While the ticks most commonly found attached to people and animals are adult female and nymph ticks, ticks of both genders bite, and Deer ticks (which carry Lyme disease) will bite at any age. As such it is important to take precautions.

Ticks only carry Lyme disease

Deer ticks carry Lyme disease and commonly transmit it, but ticks of all species carry many different diseases and can transmit them to both animals and humans. Some other diseases carried by ticks include anaplasmosis, borrelia mayonii, tularemia, heartland virus, and Rocky Mountain spotted fever.

Fire removes ticks

There are many methods purported to remove ticks, most of which are not effective. But using fire or hot metal is one method that is especially dangerous and ineffective. Heat will not cause ticks to leave your pet, but it could burn them and cause additional injury.


These are the key facts you need to know about ticks to keep your pets (and yourself) safe:

Ticks can be found in any dense foliage

While there is a common myth that ticks are restricted to wooded areas, they commonly live in dense foliage of all kinds. Long grass and bushes, for example, can harbor ticks of many species and present a risk to your pets. This dense, low-lying foliage will come into contact with areas on animals that have sparse fur or sensitive skin.

Not all bites cause infection

While all tick bites carry a risk of infection, being bitten does not guarantee an infection or disease transmission.
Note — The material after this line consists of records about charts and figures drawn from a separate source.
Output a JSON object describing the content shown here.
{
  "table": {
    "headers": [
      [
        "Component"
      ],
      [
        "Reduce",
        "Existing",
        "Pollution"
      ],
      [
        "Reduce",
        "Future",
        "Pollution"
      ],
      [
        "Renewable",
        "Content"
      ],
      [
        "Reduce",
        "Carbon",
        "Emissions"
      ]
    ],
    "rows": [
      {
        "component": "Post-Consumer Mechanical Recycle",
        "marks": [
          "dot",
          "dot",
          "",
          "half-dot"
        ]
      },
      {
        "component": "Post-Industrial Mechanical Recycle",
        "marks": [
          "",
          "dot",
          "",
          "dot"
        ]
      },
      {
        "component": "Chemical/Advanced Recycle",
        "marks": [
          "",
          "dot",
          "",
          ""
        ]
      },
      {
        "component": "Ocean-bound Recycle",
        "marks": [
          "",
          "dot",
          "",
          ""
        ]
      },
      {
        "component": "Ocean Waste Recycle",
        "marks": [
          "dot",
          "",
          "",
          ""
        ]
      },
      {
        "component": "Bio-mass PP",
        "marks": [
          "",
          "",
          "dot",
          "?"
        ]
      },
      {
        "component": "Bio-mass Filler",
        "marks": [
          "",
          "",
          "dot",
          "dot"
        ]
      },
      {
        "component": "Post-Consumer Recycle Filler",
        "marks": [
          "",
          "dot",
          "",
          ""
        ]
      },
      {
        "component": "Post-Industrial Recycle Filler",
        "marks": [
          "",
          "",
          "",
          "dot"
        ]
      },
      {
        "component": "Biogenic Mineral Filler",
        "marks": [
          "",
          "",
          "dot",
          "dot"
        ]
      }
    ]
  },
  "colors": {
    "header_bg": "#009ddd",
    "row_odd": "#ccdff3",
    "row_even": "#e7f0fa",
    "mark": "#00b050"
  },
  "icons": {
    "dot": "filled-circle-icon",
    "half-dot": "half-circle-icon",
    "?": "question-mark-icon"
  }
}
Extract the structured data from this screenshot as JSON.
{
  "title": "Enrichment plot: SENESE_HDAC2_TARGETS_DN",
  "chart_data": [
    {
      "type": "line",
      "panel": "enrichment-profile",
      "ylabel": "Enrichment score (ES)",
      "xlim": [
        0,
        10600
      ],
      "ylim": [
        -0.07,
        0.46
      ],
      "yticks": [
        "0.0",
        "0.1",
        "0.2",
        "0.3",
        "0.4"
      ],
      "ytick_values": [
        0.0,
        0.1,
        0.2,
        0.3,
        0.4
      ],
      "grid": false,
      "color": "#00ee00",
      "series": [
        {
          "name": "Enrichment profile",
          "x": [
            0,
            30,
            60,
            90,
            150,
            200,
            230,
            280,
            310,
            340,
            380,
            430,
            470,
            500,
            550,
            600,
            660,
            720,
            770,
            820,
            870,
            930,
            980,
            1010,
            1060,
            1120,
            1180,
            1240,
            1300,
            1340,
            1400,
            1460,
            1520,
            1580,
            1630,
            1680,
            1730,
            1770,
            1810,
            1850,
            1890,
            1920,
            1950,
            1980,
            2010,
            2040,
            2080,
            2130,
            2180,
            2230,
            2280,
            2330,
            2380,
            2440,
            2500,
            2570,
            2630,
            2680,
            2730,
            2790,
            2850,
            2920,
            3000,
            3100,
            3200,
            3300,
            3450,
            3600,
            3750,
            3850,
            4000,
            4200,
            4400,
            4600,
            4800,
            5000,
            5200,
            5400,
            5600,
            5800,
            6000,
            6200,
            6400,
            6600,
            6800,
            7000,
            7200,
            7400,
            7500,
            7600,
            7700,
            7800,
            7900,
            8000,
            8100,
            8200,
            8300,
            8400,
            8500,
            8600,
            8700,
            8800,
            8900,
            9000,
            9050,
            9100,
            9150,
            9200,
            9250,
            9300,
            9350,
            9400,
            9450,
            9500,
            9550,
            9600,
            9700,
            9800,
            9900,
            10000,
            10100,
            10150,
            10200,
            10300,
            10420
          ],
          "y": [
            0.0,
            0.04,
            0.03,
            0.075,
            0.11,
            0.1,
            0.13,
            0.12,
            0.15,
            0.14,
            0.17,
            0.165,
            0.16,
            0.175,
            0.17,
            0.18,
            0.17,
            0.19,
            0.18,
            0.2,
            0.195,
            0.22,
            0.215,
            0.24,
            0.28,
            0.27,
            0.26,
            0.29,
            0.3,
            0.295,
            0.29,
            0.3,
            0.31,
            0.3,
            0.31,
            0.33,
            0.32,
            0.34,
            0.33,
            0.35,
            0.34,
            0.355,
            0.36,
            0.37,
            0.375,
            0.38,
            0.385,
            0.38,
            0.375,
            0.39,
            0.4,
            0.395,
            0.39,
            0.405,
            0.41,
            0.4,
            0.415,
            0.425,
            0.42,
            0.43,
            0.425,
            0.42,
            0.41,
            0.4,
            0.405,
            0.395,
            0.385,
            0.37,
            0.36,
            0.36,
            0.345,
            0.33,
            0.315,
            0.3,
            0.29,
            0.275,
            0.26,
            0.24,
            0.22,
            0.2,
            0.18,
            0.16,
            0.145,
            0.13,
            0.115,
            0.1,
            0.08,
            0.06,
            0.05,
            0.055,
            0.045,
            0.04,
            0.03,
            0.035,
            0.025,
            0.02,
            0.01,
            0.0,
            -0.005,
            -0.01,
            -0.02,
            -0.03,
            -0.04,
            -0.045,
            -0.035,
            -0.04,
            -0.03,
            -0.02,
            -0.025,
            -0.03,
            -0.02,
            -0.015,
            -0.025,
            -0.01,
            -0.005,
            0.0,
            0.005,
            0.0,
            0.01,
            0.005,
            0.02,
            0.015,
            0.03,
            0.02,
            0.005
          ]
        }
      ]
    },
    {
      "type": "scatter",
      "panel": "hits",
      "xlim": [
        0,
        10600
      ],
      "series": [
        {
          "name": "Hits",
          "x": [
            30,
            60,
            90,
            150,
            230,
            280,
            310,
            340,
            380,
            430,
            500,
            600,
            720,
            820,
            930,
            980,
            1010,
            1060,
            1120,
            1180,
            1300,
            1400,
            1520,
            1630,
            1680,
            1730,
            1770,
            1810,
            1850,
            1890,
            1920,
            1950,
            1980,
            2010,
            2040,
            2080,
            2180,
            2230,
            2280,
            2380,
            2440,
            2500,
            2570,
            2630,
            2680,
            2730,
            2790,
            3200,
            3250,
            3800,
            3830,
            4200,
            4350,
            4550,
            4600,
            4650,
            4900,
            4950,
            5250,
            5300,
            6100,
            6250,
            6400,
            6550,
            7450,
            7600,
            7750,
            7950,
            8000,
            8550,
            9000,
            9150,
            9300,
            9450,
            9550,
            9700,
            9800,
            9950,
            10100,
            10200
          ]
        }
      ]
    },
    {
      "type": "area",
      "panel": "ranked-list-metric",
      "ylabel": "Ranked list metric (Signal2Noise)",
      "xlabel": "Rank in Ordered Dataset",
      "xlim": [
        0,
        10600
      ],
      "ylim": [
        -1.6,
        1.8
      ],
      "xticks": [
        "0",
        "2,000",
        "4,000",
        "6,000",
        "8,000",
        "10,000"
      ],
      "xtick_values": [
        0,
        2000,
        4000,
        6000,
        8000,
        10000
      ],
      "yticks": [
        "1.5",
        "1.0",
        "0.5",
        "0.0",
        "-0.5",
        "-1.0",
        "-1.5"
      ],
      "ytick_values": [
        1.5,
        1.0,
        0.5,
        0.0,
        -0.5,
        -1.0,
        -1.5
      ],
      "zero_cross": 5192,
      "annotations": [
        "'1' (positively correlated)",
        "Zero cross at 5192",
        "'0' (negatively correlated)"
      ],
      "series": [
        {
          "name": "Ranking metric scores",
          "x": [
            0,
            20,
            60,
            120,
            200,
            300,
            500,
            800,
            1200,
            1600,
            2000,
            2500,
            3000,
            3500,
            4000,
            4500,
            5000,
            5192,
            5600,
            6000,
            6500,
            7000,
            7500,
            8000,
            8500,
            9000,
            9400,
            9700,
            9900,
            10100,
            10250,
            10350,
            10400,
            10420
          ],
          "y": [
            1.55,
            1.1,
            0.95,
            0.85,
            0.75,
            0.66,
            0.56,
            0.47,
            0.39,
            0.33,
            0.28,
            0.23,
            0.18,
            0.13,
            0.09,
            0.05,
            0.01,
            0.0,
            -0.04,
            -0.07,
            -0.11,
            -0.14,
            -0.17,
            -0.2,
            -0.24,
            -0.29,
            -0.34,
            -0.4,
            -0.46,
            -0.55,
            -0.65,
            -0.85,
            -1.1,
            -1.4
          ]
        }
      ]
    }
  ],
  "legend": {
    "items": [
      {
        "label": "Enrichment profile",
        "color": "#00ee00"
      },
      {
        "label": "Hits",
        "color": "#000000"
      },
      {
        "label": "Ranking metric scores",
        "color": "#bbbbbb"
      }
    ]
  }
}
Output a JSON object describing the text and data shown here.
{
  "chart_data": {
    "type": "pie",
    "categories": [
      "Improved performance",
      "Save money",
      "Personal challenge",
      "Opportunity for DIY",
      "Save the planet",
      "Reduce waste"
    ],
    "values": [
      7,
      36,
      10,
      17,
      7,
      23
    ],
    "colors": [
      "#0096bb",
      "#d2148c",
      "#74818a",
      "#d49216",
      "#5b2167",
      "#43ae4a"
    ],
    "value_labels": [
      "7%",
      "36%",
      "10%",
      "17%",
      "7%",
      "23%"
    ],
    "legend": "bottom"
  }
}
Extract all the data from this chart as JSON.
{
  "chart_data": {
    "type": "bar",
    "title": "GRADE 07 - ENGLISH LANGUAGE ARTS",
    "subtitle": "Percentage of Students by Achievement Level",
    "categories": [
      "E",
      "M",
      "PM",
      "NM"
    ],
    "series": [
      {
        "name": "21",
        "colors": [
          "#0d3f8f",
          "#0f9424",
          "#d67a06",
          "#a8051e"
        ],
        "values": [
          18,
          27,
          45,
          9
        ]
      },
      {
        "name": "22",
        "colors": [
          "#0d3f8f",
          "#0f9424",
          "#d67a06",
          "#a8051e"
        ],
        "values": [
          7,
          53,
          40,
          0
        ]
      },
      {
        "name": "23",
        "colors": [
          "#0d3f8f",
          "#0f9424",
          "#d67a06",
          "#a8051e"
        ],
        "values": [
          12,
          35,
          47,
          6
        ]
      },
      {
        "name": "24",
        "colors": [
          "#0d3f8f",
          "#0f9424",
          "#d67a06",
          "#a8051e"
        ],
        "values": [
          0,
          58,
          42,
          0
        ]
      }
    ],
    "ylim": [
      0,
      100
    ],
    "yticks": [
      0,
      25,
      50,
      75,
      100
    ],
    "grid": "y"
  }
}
If you remove a tick quickly and safely, the risk of transmission and infection will be low. However, you should still take your pets to a vet if you see signs of illness, such as vomiting, lethargy, or fever.

Pulling ticks is safe

Veterinarians and researchers have been considering the use of local anesthetic to remove ticks safely, but pulling a tick is still the safest way we have to remove one at home. You can do this with tweezers, a special tick removal tool, or even a bit of string. All you have to do is grip the tick by the head close to your pet’s skin, and pull it firmly away from your pet’s body. Be sure to wash your hands beforehand and clean the area around the wound afterward. This will prevent bacteria from making their way into the open wound.

Above and beyond all else, preventing tick bites is the best way to prevent the transmission of diseases or infections to your pets. There are many ways to repel ticks, and your vet can advise you as to the methods best suited to your pets.